I know that. But this is only relevant if you exchange registers with memory and is not of relevance if you exchange two registers. I accept that this is a good point if some variables are moved to the stack because of register spilling or because you want to use the address of the variable (which is not the case here).

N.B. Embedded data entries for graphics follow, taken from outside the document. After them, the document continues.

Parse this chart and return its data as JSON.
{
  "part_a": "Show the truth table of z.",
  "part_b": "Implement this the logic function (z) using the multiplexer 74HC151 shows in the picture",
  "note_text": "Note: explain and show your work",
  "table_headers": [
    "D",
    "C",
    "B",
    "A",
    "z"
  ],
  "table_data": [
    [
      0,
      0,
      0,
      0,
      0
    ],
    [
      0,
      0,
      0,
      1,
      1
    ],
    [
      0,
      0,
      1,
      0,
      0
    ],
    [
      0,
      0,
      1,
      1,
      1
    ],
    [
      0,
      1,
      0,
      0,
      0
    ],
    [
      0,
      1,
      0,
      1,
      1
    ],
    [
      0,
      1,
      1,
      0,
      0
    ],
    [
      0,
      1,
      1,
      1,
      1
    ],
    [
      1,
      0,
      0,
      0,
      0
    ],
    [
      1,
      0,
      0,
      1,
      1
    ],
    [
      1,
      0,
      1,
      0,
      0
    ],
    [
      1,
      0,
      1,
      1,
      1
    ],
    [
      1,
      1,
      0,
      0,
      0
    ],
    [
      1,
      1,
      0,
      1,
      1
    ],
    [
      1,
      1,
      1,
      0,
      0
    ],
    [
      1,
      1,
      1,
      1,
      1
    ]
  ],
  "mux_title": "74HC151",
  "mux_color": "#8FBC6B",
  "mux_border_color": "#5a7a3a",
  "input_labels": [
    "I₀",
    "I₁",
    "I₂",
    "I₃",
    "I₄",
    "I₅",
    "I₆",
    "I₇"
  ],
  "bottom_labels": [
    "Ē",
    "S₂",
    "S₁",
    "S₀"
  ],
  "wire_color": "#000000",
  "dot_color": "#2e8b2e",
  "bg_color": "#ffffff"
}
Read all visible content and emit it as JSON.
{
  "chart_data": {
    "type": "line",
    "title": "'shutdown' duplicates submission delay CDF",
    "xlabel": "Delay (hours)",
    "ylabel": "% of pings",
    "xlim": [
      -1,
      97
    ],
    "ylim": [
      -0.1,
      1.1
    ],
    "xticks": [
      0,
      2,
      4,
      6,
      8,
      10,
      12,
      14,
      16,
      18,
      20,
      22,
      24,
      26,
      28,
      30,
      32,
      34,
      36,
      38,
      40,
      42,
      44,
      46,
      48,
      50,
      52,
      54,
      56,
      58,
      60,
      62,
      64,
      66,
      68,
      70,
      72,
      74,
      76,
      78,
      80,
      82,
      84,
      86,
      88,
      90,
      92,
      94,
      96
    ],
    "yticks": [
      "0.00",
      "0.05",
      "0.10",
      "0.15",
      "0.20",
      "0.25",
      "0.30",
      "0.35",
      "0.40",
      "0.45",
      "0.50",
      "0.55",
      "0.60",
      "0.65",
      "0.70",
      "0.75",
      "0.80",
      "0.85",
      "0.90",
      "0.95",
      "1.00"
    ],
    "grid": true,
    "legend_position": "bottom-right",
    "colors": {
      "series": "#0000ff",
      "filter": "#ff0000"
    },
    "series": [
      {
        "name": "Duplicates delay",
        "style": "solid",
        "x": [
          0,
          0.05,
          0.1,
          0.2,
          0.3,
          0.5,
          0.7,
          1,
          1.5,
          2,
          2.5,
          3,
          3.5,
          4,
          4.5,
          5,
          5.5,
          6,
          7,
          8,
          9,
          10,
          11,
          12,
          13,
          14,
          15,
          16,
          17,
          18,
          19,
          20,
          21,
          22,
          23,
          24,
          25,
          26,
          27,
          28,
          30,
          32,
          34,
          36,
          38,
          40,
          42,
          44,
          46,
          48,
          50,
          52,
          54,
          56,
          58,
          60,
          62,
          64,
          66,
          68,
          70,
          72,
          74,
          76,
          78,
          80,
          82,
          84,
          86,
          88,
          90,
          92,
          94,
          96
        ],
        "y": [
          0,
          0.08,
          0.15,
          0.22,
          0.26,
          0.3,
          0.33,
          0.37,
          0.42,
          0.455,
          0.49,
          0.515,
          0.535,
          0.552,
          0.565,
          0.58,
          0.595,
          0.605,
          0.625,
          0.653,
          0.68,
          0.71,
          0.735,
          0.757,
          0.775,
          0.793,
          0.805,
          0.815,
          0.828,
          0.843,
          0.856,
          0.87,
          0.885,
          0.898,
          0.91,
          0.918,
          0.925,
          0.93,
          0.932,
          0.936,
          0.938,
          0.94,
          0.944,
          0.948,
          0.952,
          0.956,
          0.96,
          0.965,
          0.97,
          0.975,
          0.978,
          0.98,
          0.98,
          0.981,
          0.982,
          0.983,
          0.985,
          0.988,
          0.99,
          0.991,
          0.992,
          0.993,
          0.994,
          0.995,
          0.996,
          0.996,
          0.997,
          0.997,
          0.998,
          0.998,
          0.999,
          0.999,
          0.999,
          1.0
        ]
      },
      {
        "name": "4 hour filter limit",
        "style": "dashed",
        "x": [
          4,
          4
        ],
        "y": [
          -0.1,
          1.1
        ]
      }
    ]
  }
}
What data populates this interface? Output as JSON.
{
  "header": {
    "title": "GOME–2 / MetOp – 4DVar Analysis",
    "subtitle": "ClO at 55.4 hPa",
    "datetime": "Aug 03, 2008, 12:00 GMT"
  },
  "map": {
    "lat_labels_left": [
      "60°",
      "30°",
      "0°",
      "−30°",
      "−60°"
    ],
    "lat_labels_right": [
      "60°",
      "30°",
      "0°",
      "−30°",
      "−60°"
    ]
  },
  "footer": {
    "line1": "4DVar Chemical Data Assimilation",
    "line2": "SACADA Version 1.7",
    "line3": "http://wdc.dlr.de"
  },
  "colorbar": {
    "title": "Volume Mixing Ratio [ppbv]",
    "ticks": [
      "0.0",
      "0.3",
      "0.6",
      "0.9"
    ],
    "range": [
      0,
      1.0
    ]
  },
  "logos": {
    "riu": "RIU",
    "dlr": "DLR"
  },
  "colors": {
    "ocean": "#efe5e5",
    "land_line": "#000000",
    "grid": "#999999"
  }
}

So I still stand by my point: What is the reason why the compiler uses `mov` for exchanging two registers here instead of `xchg`?

Someone · on Feb 13, 2017

I think that's because (at least on some CPUs) it takes three macro-operations. http://www.agner.org/optimize/microarchitecture.pdf (section 17.4, page 188):

"Vector path instructions are less efficient than single or double instructions because they require exclusive access to the decoders and pipelines and do not always reorder optimally. For example:

    ; Example 17.1. AMD instruction breakdown
    xchg  eax, ebx   ; Vector path, 3 ops
    nop              ; Direct path, 1 op
    xchg  ecx, edx   ; Vector path, 3 ops
    nop              ; Direct path, 1 op

This sequence takes 4 clock cycles to decode because the vector path instructions must decode alone."

wolfgke · on Feb 13, 2017

This is indeed a good explanation - I admit I was not aware of this detail of the K8/K10 processors.

JoeAltmaier · on Feb 13, 2017

Some of that is weird placeholders for the debugger, for inserting hook instructions or whatnot?